Littérature Québecoises

 

Doyon, Paule.

Faut que je te parle d'Albert. Éd. Stanké, 1996, 118 p.

Les Amours d'un postier

Paule Doyon fait dans le court roman. Les meilleurs onguents sont dans les petits pots, dit l'adage. L'auteur en donne une preuve éclatante dans Faut que je te parle d'Albert. Le héros est un employé modèle des Postes canadiennes. Ce célibataire de 50 ans est condamné à la solitude à cause d'un imaginaire qui dévore toute son énergie. Serait-il dépendant de ses tares? Claire, sa collègue de travail, répondrait positivement à cette question.

Âgée de 35 ans, pas très avantagée par la nature, cette femme croit avoir trouvé l'âme sœur en la personne de cet homme prévenant à son égard. Il réussit même à lui donner une confiance en elle qu'elle n'osait espérer. Avec quelques kilos en moins et des lentilles cornéennes, elle veut aimer et être aimée. Cet objectif qui nourrit tous les humains semble bien difficile à atteindre. Albert s'est trop impliqué dans sa collection de timbres et dans son amitié pour Armand pour connaître un amour véritable. Claire réussit quand même à convaincre son amant de larguer l'importun qui représente l'obstacle majeur à leur bonheur. Elle croit même toucher au but quand il accepte de consulter une psy afin de se libérer de ses amarres.

Cette quête amoureuse sert de prétexte pour illustrer les carences de la personnalité. Quand l'héroïne cherche des conseils auprès de ses collègues, elle se rend compte qu'ils sont tous dépendants.

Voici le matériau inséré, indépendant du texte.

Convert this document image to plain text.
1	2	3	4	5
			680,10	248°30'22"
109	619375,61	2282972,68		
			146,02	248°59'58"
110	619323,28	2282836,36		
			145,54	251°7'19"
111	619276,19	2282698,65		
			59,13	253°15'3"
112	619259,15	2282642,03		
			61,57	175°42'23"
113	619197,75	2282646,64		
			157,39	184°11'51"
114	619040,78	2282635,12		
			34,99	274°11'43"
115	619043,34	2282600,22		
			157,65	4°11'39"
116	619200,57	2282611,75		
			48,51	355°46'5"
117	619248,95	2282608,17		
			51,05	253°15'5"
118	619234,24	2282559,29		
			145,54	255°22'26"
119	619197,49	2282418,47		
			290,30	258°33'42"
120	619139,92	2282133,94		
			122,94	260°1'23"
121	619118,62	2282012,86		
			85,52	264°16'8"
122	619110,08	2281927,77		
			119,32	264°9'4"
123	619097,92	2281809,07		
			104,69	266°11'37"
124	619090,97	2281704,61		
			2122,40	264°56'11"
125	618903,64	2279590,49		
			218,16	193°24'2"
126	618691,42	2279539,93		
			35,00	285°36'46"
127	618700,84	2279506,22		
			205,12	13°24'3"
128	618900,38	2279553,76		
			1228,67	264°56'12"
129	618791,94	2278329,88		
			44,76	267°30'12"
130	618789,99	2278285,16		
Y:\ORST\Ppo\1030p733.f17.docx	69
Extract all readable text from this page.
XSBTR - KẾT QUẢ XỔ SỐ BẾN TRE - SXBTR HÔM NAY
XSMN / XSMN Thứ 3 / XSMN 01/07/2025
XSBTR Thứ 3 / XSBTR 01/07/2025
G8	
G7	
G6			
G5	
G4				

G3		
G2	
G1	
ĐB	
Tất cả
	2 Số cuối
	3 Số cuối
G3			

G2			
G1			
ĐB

Marielle est esclave de son gourou, Octave est subjugué par la musique alors que Gloria, rencontrée chez les Weight Watchers, croit aux miracles de la pensée positive. En somme, l'auteure fait l'inventaire des recettes du bonheur tout en caricaturant leurs prétendues vertus. À l'écart des affres du pessimisme, elle enseigne à composer avec les toiles d'araignées qui encombrent inévitablement notre esprit, à la condition, évidemment, qu'elles ne nuisent pas à autrui.

Ce petit roman souriant se moque de nos comportements. C'est riche, bien construit et bien écrit. L'œuvre réjouira ceux qui cherchent la paix d'esprit malgré les dérèglements mineurs que les psys tentent de monnayer.